Los casos de personas escalando el acueducto romano de Segovia cada vez son más numerosos a pesar de haber carteles disuasorios junto al monumento declarado Patrimonio de la Humanidad por la Unesco. Por este motivo, desde el consistorio segoviano han decidido dar un golpe sobre la mesa y redactar una ordenanza municipal a través de la cual se empezará a multar a todo aquel que cometa esta imprudencia.

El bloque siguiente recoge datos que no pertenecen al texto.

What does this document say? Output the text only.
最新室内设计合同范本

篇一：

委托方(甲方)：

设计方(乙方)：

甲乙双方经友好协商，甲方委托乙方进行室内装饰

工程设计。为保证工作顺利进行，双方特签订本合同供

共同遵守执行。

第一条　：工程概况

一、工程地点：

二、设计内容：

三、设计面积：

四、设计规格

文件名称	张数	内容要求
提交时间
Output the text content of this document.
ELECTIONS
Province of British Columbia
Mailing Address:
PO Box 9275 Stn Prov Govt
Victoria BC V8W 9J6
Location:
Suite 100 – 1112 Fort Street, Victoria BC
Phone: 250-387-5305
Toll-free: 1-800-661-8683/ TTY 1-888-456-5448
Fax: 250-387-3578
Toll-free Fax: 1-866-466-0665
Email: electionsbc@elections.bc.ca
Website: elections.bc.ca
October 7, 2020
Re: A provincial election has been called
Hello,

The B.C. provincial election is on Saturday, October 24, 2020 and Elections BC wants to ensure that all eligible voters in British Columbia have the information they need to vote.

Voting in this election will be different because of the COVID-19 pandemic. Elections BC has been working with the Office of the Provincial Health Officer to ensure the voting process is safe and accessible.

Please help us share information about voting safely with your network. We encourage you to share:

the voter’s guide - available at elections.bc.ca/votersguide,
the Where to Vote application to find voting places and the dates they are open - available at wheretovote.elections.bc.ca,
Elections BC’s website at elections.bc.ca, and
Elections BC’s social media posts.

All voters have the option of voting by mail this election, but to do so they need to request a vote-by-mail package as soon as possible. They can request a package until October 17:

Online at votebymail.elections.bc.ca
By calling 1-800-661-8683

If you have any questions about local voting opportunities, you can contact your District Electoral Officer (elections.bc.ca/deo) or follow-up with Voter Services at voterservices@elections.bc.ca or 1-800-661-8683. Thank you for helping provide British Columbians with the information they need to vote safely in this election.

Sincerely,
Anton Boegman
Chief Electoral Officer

Esta nueva norma de protección del acueducto y su entorno establecerá multas que irán desde los 750 euros hasta los 3.000, en función la gravedad de la infracción. Aquí está incluido desde subirse al monumento, pintar grafitis o romper las piedras, hasta no limpiar los excrementos de las mascotas que hagan sus necesidades a los pies del acueducto, según recoge El Norte de Castilla.

Previamente, el Ayuntamiento había colocado un cartel que advierte en varios idiomas de la prohibición de subirse al acueducto, pero que "no se está respetando", en especial por parte de los turistas, según reconoció el pasado mes de mayo la alcaldesa de la localidad, Clara Luquero, en declaraciones a la agencia EFE.

De ahí que en los últimos meses se haya ido incrementando la vigilancia policial en torno a esta obra romana de ingeniería que tiene más de 2000 años de antigüedad.

A juicio del Ayuntamiento, las sanciones son la única forma de disuadir y evitar el deterioro de este monumento, cuyas piedras han comenzado a romperse debido a las vibraciones de los vehículos que pasan constantemente a pocos metros.